Tais conclusões, inclusive, são prestigiadas pelo Ministério de Minas e Energia e
também pela Diretoria de Portos e Costas da Marinha do Brasil. Neste particular, convém
destacar que o Ministério de Minas e Energia, compartilhando o entendimento do Instituto
Brasileiro de Petróleo e Gás no sentido de ser plataforma uma espécie de embarcação,
formulou uma consulta formal à Marinha do Brasil, o qual emitiu o Parecer nº 023/06, cujas
conclusões são transcritas a seguir:
Por todo o exposto, considerando não só questões técnicas envolvendo as plataformas móveis, como também os costumes, a doutrina, a jurisprudência e o ordenamento jurídico, aqui contidas as normas internacionais, haveremos de concluir que a natureza jurídica da plataforma móvel é de uma embarcação especial, que se constitui, na forma do inciso XIV, do art. 2º, da Lei 9.537/97, de instalação ou estrutura flutuante, destinando-se às atividades direta ou indiretamente relacionadas com a pesquisa, exploração e explotação dos recursos oriundos do leito das aguas interiores e seu subsolo ou do mar, inclusive da plataforma continental e seu subsolo. Nessa análise teleológica aqui feita, buscando a resposta para a indagação formulada, tivemos em vista o fim da lei na sua busca para uma atuação prática. Não ficamos aquém, nem fomos além do que informam as normas
29
de navegação. Concluímos com o pensamento de que a norma foi feita para atingir um objetivo, considerando mesmo que a lei não existem palavras inúteis. (...) Uma coisa não pode ser e deixar de ser ao mesmo tempo. Ou ela é ou não é. Legis quo volet dixit, quod non volet tacet ( A lei diz o que quer exprimir, e se cala sobre aquilo que não quer dizer. Logo se a lei diz que plataforma móvel é uma embarcação, por certo ela será sempre, até que venha a perder as suas características como tal.
Nada obstante a conclusão acima, a qual traduz o entendimento oficial de órgãos
públicos competentes para (i) tratar de questões relacionadas à exploração de petróleo, e (ii)

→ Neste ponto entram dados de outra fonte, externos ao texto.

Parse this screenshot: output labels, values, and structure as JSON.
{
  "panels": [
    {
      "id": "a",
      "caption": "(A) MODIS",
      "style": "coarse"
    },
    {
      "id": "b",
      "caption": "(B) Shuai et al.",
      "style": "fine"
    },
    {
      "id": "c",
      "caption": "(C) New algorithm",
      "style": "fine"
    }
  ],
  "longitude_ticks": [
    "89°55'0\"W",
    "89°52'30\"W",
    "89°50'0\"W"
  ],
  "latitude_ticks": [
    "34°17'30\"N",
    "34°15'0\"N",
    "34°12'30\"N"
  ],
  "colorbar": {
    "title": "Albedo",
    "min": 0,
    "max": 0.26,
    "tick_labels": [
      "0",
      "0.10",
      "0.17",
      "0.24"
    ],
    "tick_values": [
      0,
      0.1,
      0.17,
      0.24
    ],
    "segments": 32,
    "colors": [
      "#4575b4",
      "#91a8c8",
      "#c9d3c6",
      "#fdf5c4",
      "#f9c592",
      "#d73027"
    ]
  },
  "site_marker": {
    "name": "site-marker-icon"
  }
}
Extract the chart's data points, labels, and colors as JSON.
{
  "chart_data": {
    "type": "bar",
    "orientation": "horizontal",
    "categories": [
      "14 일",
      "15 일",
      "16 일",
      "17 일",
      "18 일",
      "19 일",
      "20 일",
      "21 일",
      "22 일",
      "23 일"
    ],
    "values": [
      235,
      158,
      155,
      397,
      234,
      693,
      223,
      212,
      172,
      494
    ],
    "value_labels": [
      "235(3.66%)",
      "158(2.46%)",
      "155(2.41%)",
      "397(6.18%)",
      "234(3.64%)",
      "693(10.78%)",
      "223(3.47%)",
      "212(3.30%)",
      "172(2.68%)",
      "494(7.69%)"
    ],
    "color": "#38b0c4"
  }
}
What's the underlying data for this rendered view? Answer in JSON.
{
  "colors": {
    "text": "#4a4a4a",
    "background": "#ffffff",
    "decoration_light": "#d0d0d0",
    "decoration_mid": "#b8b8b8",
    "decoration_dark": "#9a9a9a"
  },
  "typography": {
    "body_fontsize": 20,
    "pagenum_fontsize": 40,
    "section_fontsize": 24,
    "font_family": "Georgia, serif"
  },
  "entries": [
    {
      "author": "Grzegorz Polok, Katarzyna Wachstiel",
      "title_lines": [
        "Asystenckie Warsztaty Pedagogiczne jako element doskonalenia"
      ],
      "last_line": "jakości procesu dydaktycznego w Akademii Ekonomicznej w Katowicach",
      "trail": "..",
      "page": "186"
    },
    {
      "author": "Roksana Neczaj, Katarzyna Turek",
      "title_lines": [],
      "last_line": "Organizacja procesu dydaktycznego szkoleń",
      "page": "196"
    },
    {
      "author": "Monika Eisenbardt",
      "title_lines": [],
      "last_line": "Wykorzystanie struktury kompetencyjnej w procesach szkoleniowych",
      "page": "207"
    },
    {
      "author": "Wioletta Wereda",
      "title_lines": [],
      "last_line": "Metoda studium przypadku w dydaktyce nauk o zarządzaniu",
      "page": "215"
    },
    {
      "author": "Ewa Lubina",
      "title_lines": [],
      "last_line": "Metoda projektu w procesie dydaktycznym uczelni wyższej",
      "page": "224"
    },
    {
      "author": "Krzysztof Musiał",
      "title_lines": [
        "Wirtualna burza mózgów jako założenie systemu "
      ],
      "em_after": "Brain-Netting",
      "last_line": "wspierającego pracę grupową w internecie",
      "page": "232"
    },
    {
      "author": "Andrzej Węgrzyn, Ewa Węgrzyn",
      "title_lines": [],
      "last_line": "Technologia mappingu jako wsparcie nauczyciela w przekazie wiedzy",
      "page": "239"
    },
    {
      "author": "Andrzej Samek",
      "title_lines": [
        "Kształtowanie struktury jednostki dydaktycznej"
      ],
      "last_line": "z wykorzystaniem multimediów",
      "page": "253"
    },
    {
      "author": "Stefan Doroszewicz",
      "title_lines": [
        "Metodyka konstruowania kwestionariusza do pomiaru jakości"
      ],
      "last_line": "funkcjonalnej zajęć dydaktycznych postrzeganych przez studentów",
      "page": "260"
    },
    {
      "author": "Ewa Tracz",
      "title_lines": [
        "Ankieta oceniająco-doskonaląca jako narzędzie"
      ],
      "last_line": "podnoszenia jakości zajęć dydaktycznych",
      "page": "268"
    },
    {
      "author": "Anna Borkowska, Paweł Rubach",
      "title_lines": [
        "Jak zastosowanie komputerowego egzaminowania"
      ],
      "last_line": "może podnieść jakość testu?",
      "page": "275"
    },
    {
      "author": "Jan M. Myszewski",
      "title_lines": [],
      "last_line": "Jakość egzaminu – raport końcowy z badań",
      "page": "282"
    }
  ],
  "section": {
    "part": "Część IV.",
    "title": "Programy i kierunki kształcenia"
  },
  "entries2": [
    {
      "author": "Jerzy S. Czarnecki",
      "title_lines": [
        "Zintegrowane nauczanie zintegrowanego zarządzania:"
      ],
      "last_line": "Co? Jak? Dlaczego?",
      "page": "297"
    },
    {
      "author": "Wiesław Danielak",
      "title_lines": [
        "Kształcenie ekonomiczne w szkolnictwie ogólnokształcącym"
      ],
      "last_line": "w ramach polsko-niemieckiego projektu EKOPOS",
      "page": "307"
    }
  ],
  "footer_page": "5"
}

estabelecer a ordem no transporte marítimo, a doutrina nacional também já teve a
oportunidade de se debruçar sobre o assunto.
Sobre o assunto, vale observar os entendimentos de Marco Aurélio Greco, o qual, em
parecer emitido para a Petrobras e apresentado nos autos da ação ordinária nº
2008.51.01.007040-8, às fls. 126 a 174, teve a oportunidade de se debruçar sobre o tema e
concluir, com clareza, que plataformas são uma espécie do gênero embarcação:
a) A Lei n. 9.537/97 não é invocável para determinar o sentido e o alcance do termo “embarcação” utilizado pela Lei n. 9.481/97; b) o sentido corrente do termo “embarcação” utilizado no Brasil alcança as plataformas móveis; c) o artigo 111 do Código Tributário Nacional (CTN) dispõe sobre interpretação dos dispositivos que concedem isenções ou exclusões do crédito tributário, mas não autoriza o Fisco a reduzir a amplitude da respectiva previsão legal; e (...)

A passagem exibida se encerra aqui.